I tried setting this in xinetd.conf and restarting xinetd, but I'm not getting any more info in /var/log/messages than I usually do:
log_type = SYSLOG authpriv info

Even though I already have a rule allowing all traffic between client and server, I also tried stopping iptables on both client and server, this changed nothing.

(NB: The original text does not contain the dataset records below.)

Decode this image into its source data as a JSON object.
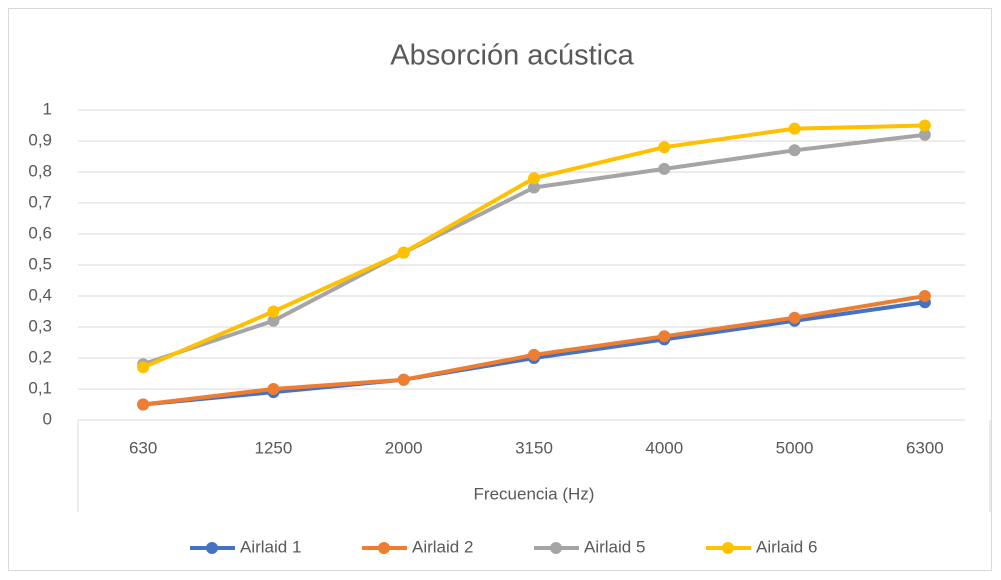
{
  "chart_data": {
    "type": "line",
    "title": "Absorción acústica",
    "xlabel": "Frecuencia (Hz)",
    "categories": [
      "630",
      "1250",
      "2000",
      "3150",
      "4000",
      "5000",
      "6300"
    ],
    "series": [
      {
        "name": "Airlaid 1",
        "color": "#4472c4",
        "values": [
          0.05,
          0.09,
          0.13,
          0.2,
          0.26,
          0.32,
          0.38
        ]
      },
      {
        "name": "Airlaid 2",
        "color": "#ed7d31",
        "values": [
          0.05,
          0.1,
          0.13,
          0.21,
          0.27,
          0.33,
          0.4
        ]
      },
      {
        "name": "Airlaid 5",
        "color": "#a5a5a5",
        "values": [
          0.18,
          0.32,
          0.54,
          0.75,
          0.81,
          0.87,
          0.92
        ]
      },
      {
        "name": "Airlaid 6",
        "color": "#ffc000",
        "values": [
          0.17,
          0.35,
          0.54,
          0.78,
          0.88,
          0.94,
          0.95
        ]
      }
    ],
    "ylim": [
      0,
      1
    ],
    "yticks": [
      0,
      {
        "value": 0.1,
        "label": "0,1"
      },
      {
        "value": 0.2,
        "label": "0,2"
      },
      {
        "value": 0.3,
        "label": "0,3"
      },
      {
        "value": 0.4,
        "label": "0,4"
      },
      {
        "value": 0.5,
        "label": "0,5"
      },
      {
        "value": 0.6,
        "label": "0,6"
      },
      {
        "value": 0.7,
        "label": "0,7"
      },
      {
        "value": 0.8,
        "label": "0,8"
      },
      {
        "value": 0.9,
        "label": "0,9"
      },
      1
    ],
    "grid": true,
    "legend": "bottom"
  }
}
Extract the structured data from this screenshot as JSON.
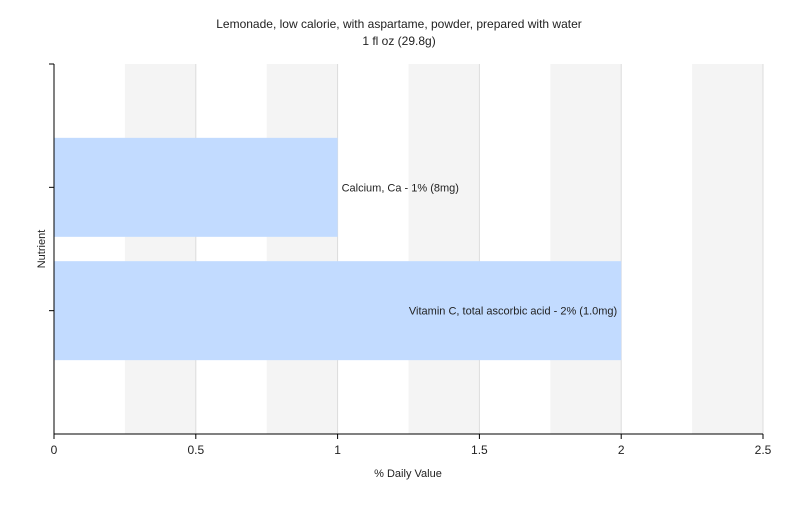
{
  "chart_data": {
    "type": "bar",
    "orientation": "horizontal",
    "title": "Lemonade, low calorie, with aspartame, powder, prepared with water",
    "subtitle": "1 fl oz (29.8g)",
    "xlabel": "% Daily Value",
    "ylabel": "Nutrient",
    "xlim": [
      0,
      2.5
    ],
    "xticks": [
      "0",
      "0.5",
      "1",
      "1.5",
      "2",
      "2.5"
    ],
    "grid": true,
    "legend": "none",
    "bar_color": "#c2dbff",
    "categories": [
      "Calcium, Ca - 1% (8mg)",
      "Vitamin C, total ascorbic acid - 2% (1.0mg)"
    ],
    "values": [
      1,
      2
    ]
  }
}
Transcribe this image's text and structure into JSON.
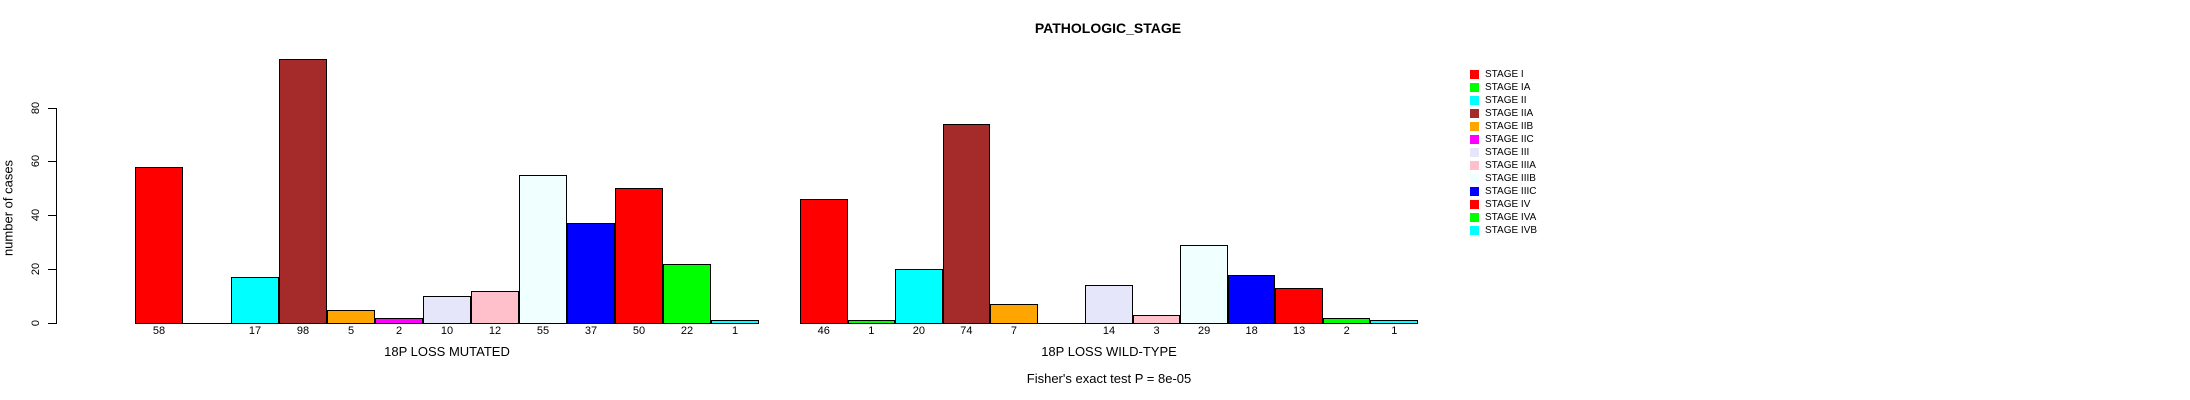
{
  "title": "PATHOLOGIC_STAGE",
  "chart_data": {
    "type": "bar",
    "title": "PATHOLOGIC_STAGE",
    "ylabel": "number of cases",
    "ylim": [
      0,
      98
    ],
    "yticks": [
      0,
      20,
      40,
      60,
      80
    ],
    "grid": false,
    "legend_position": "right",
    "categories": [
      "STAGE I",
      "STAGE IA",
      "STAGE II",
      "STAGE IIA",
      "STAGE IIB",
      "STAGE IIC",
      "STAGE III",
      "STAGE IIIA",
      "STAGE IIIB",
      "STAGE IIIC",
      "STAGE IV",
      "STAGE IVA",
      "STAGE IVB"
    ],
    "colors": [
      "#FF0000",
      "#00FF00",
      "#00FFFF",
      "#A52A2A",
      "#FFA500",
      "#FF00FF",
      "#E6E6FA",
      "#FFC0CB",
      "#F0FFFF",
      "#0000FF",
      "#FF0000",
      "#00FF00",
      "#00FFFF"
    ],
    "series": [
      {
        "name": "18P LOSS MUTATED",
        "values": [
          58,
          0,
          17,
          98,
          5,
          2,
          10,
          12,
          55,
          37,
          50,
          22,
          1
        ]
      },
      {
        "name": "18P LOSS WILD-TYPE",
        "values": [
          46,
          1,
          20,
          74,
          7,
          0,
          14,
          3,
          29,
          18,
          13,
          2,
          1
        ]
      }
    ],
    "bar_value_labels": "counts shown under each nonzero bar",
    "annotation": "Fisher's exact test P = 8e-05"
  }
}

help! My backups are no good without recovery... :)
Client on Daddy is amanda-backup_client-2.5.1-1.fc3 installed via RPM.
Server is amanda-backup_server-2.5.1b2-1.rhel4 via RPM

I'll try recovering from a RHEL4 client this afternoon...

paddy
October 19th, 2006, 08:48 AM
Hi Bethany,

Are you able to recover from backup when you run amrecover on Amanda server?

Thanks,
Paddy

martineau
October 19th, 2006, 09:26 AM
amrecover is still using bsd auth

add
auth "bsdtcp"
in /opt/amanda-2.5.1/etc/amanda/amanda-client.conf

bethany
October 19th, 2006, 12:42 PM
Paddy,
I can't recover from backup running amrecover on the Amanda server:


amrecover ISDaily2.5 -s middenheap.xxx.edu -t middenheap.xxx.edu -d changer
AMRECOVER Version 2.5.1b2. Contacting server on middenheap.xxx.edu ...
[request failed: timeout waiting for ACK]

Martineau, do you mean on the client on server? Guess I'll try both...

bethany
October 19th, 2006, 01:07 PM
OK, Martineau had the solution: I needed a /etc/amanda/amanda-client.conf with auth "bsdtcp" on each backup client. thanks so much!